Мамина родственница была высокой и полной женщиной. Тонкий большой нос, светло-голубые глаза, маленькие губы. Волосы густые, завитые, ниспадающие на плечи. Она была одета в темно-коричневое платье, а в руке держала поднос с лекарствами и пахучими чашками.
Какая, однако, молодец. Ухаживает за моей бабушкой. По зову сердца, бескорыстно. Пожалуй, я склонен согласиться со Светкой, это милейшие люди.
Да и муж ее, Саша, вполне разумно пресек мой конфликт с отцом. Кажется, в кои-то веки мои родители связались с нормальными людьми. Хотя, кажется, они и сами не прочь выпить.
— Вера Геннадьевна, позвольте дать вам лекарства, — защебетала тетя Галя, подходя к кровати бабушки. — У вас уже пришло время принимать их.

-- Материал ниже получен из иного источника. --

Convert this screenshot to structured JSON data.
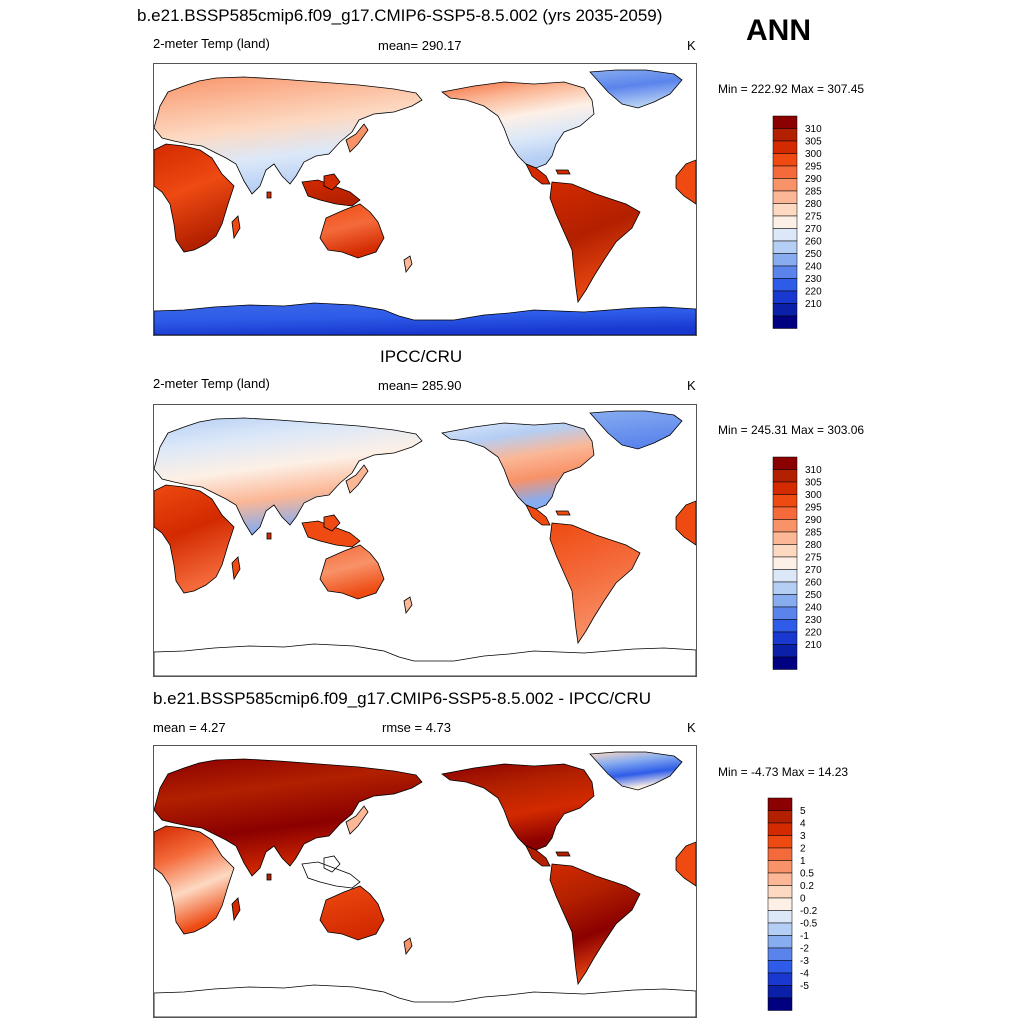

И протянула поднос бабушке. Я отошел в сторону, чтобы не мешать. На подносе лежала целая гора пилюль и мазей. В чашке плескалась вода. А еще чуть высохший пирожок для бабушки.
Отходя, я обошел тетю Галю. Она протянула поднос бабушке, но та неловко взяла его и опрокинула. Хорошо, что тетя Галя успела схватить его и ничего не разлилось. Только часть таблеток рассыпалась по кровати бабушки.
— Ну осторожнее, нельзя же быть такой криворукой! — раздраженно воскликнула тетя Галя. — На, держите, Вера, Геннадьевна. Сейчас я соберу лекарства.
Перемена в ее голосе поразила меня. Мне показалось, что передо мной совсем другой человек, резкий и крикливый. Я внимательно вгляделся в нашу добровольную помощницу.
— Ох, простите, Бога ради, — пробормотала бабушка и попыталась помочь собрать рассыпанные таблетки.
Но тетя Галя уже сама сноровисто собрала все лекарства с кровати и положила на поднос. Затем благодушно сказала:
— Ладно, ничего страшного, Вера Геннадьевна. С кем не бывает. Вы пейте, пейте, я потом заберу поднос.
Она развернулась, одарила меня широкой улыбкой и тихонько выплыла из комнаты. Светка что-то пробормотала во сне, вроде «Змея, змея проползла» и застонала. Я успокоил ее и погладил по голове.
— Вот ведь какая хорошая женщина эта Галя, — сказала бабушка и выпила таблетку.
У меня уже совсем не соображала голова, чтобы еще обдумывать поведение тети Гали. Я очень устал и лег спать. Поэтому я завалился на свою постель и мгновенно заснул.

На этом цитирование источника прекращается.